Monday, March 14, 2011: 9:00 AM
Room 351 B (George R. Brown Convention Center)
During the exploitation of Sichuan highly sour gas field in China, the content of hydrogen sulfide in some wells is more than 10%. Since there is not so much experience on the corrosion of carbon steels under this kind of conditions, it is difficult to design corrosion control methods and select inhibitors. In this paper, the H2S/CO2 corrosion of X60 pipeline steel under 0.15~2.5MPa H2S partial pressures and 30~120 oC were studied. High temperature and pressure corrosion simulation experiments, SEM and XRD were employed to investigate the effects of partial pressure and temperature on corrosion rate, characteristics of localized corrosion and evolution of corrosion product. Under 1~2MPa H2S, the corrosion rate increases with elevating temperature up to 60 oC and then drop down gradually.

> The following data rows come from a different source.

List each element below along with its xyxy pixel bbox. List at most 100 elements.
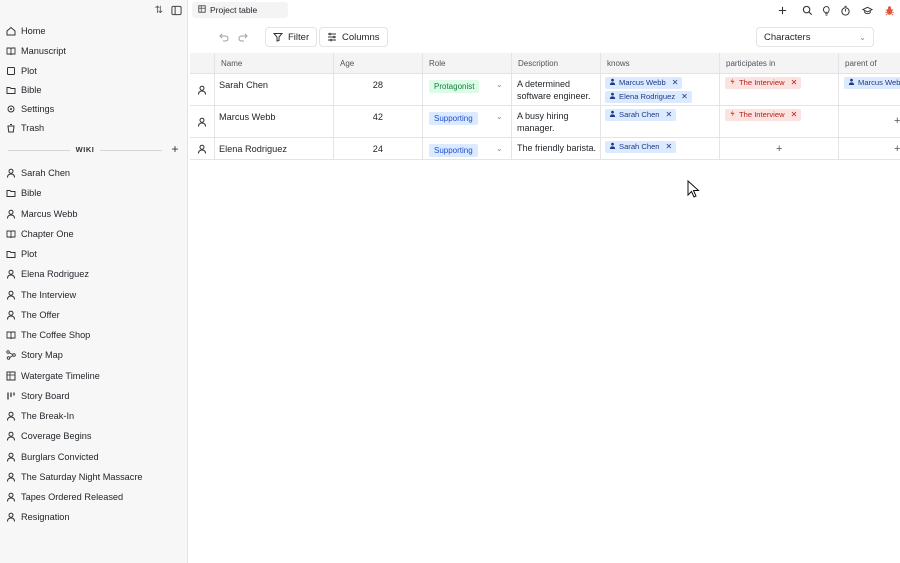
sort-icon[interactable]: ⇅ [153,4,165,16]
knows-chip[interactable]: Marcus Webb ✕ [605,77,683,89]
chevron-down-icon[interactable]: ⌄ [496,112,503,121]
sidebar-item-settings[interactable]: Settings [6,101,54,117]
parent-of-chip[interactable]: Marcus Webb✕ [844,77,900,89]
sidebar-item-bible[interactable]: Bible [6,82,41,98]
redo-icon[interactable] [238,32,248,42]
sidebar-toggle-icon[interactable] [170,4,182,16]
table-cell[interactable] [422,106,423,137]
table-cell[interactable] [838,74,839,105]
add-tab-button[interactable] [776,4,788,16]
wiki-item-burglars-convicted[interactable]: Burglars Convicted [6,449,99,465]
role-badge: Protagonist [429,80,480,93]
wiki-item-watergate-timeline[interactable]: Watergate Timeline [6,368,100,384]
wiki-item-story-board[interactable]: Story Board [6,388,70,404]
add-relation-button[interactable]: + [894,115,900,127]
column-header-parent-of[interactable]: parent of [838,53,900,74]
table-cell[interactable] [422,74,423,105]
table-cell[interactable] [838,138,839,159]
table-cell[interactable] [719,138,720,159]
sidebar-item-manuscript[interactable]: Manuscript [6,43,66,59]
lightbulb-icon[interactable] [820,4,832,16]
add-wiki-page-button[interactable]: + [169,143,181,155]
gear-icon [6,104,16,114]
tab-project-table[interactable]: Project table [192,2,288,18]
column-header-knows[interactable]: knows [600,53,719,74]
undo-icon[interactable] [219,32,229,42]
table-cell[interactable] [719,106,720,137]
wiki-item-sarah-chen[interactable]: Sarah Chen [6,165,70,181]
wiki-item-story-map[interactable]: Story Map [6,347,63,363]
description-line: A busy hiring [517,111,569,121]
wiki-item-coverage-begins[interactable]: Coverage Begins [6,428,91,444]
wiki-item-the-interview[interactable]: The Interview [6,287,76,303]
remove-icon[interactable]: ✕ [681,91,688,103]
wiki-item-label: Marcus Webb [21,208,78,219]
table-cell[interactable] [838,106,839,137]
filter-button[interactable]: Filter [265,27,318,47]
knows-chip[interactable]: Elena Rodriguez ✕ [605,91,692,103]
knows-chip[interactable]: Sarah Chen ✕ [605,109,677,121]
table-row[interactable]: Marcus Webb 42 Supporting ⌄ A busy hiring man… [190,106,900,138]
lightning-icon [729,77,736,89]
timer-icon[interactable] [839,4,851,16]
table-cell[interactable] [511,74,512,105]
table-cell[interactable] [719,74,720,105]
columns-button[interactable]: Columns [319,27,388,47]
graduation-cap-icon[interactable] [861,4,873,16]
wiki-item-chapter-one[interactable]: Chapter One [6,226,74,242]
column-header-role[interactable]: Role [422,53,511,74]
sidebar-item-home[interactable]: Home [6,23,46,39]
wiki-item-the-saturday-night-massacre[interactable]: The Saturday Night Massacre [6,469,143,485]
wiki-item-tapes-ordered-released[interactable]: Tapes Ordered Released [6,489,123,505]
column-header-description[interactable]: Description [511,53,600,74]
chevron-down-icon[interactable]: ⌄ [496,144,503,153]
table-cell[interactable] [214,138,215,159]
person-icon [848,77,855,89]
table-row[interactable]: Sarah Chen 28 Protagonist ⌄ A determined soft… [190,74,900,106]
table-cell[interactable] [600,74,601,105]
remove-icon[interactable]: ✕ [791,109,798,121]
wiki-item-plot[interactable]: Plot [6,246,37,262]
column-header-participates-in[interactable]: participates in [719,53,838,74]
table-cell[interactable] [511,106,512,137]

Serious pitting corrosion can be found at 30oC. At 60 oC, corrosion rate increased gradually with H2S and CO2 partial pressure, close to a stable value up to 1.5MPa H2S. Under higher partial pressure, obvious pitting corrosion can also be found, whose morphology was different from that formed at low temperature. Temperature and partial pressure directly affected the morphology and composition of corrosion products, which in turn caused the change of corrosion rate and occurrence of localized corrosion.